Yes, parts of your theory, and some subjects in the Fallout lore, are to me, not always necessarily confined to just "a game" but a lot of "wild ideas" have their origin in actual life, or atleast information that came from "real life".
The abyss was also a great movie, and the ocean is such a huge unexplored place, I know that the ones who have gone deepest and is most familiar with it, is not the biologists on discovery channel, but the military. Just as the space program happened to be all "military" and then gradually they've become known as something of the civilian society, and that the military doesnt even have a space program, despite that the tech we use we got from the military, all the first astronauts were military, and even today NRO and such give their old equipment to the public, and we list it as the "best", like those two telescopes NASA got back in 2012 https://en.wikipedia.org/wiki/2012_National_Reconnaissance_Office_space_telescope_donation_to_NASA , superior to the Hubble telescope, capable of 200 times (says only 100) the wider view, NASA is still trying to fund money from the public to put them to use.
If the military have telescopes "100 times better" than Hubble, which the mother of all telescopes, and they say that those telescopes are their old outdated ones, then only the mind of a chat-bot would not be able to figure out that they have a very advanced spaceprogram, and it is as classified and unknown as those telescopes were before the military decided to give them to "us".

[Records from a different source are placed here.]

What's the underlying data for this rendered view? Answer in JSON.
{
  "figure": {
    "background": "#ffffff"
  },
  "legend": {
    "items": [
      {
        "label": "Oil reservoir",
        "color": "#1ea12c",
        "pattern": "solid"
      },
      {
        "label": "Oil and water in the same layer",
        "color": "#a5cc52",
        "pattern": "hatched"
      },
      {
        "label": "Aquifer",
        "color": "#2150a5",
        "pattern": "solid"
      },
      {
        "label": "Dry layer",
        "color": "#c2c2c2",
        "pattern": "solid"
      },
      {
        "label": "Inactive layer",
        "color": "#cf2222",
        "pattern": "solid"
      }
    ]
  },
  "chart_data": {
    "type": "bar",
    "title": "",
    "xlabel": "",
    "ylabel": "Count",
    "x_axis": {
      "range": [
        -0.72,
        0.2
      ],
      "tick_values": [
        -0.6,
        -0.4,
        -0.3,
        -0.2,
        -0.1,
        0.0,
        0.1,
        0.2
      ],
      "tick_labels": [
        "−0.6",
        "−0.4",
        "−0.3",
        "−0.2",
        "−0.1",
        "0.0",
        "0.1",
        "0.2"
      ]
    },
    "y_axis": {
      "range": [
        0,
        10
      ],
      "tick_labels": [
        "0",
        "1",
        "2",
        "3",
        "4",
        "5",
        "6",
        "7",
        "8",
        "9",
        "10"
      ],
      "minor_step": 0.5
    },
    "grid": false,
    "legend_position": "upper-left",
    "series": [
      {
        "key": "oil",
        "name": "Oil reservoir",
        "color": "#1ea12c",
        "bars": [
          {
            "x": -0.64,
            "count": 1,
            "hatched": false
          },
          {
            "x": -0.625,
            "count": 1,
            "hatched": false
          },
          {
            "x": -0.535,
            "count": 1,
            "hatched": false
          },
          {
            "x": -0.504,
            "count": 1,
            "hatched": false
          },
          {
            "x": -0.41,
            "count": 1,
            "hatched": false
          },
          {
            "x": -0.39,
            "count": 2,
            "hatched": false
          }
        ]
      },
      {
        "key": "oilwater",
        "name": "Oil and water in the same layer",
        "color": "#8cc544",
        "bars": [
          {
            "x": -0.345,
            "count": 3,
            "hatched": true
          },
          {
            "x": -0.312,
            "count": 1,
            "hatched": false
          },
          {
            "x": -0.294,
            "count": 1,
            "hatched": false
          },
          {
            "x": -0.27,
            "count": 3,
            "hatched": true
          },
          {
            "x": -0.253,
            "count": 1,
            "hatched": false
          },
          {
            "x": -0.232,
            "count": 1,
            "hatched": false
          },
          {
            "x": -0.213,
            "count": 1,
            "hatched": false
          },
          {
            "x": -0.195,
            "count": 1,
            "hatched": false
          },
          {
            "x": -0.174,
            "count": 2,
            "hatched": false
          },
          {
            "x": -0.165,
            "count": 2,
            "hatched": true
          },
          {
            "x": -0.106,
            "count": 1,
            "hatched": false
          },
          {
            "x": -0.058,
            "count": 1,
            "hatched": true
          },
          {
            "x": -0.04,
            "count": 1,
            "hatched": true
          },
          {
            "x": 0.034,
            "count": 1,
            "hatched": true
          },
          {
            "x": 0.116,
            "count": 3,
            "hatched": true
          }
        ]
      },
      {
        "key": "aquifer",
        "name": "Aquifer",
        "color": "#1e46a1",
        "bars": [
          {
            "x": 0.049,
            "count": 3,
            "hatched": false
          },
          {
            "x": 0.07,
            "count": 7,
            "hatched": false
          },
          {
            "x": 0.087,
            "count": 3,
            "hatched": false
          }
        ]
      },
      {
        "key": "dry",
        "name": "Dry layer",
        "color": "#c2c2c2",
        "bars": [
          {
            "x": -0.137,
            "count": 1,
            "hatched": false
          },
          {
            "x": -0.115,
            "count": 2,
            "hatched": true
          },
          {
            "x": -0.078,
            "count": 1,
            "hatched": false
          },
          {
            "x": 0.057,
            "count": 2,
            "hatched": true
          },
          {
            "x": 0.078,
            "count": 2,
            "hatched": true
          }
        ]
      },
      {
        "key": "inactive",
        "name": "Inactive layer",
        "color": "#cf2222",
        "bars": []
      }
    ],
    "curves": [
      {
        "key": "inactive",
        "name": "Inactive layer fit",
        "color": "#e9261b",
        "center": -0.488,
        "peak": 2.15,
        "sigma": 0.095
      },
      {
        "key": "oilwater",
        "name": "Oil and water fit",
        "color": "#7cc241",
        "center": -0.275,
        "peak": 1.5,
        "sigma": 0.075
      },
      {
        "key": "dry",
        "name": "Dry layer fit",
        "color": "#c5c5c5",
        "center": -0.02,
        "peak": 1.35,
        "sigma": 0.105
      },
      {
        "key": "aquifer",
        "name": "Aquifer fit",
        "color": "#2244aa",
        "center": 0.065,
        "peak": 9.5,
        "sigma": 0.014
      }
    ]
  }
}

Sorry for maybe going totally out of topic again, but I do find this thread extremely interesting, and it's 4 more months until Fallout 4 is out, so until I get some more F4 material to chew on, I will most likely let my thoughts wander off to the far of edges of related topics sometimes.
To me the whole MIT-society in the fallout universe is kind of the "classified" secret society of the military, that most people know about, but dont really think or atleast talk that much about.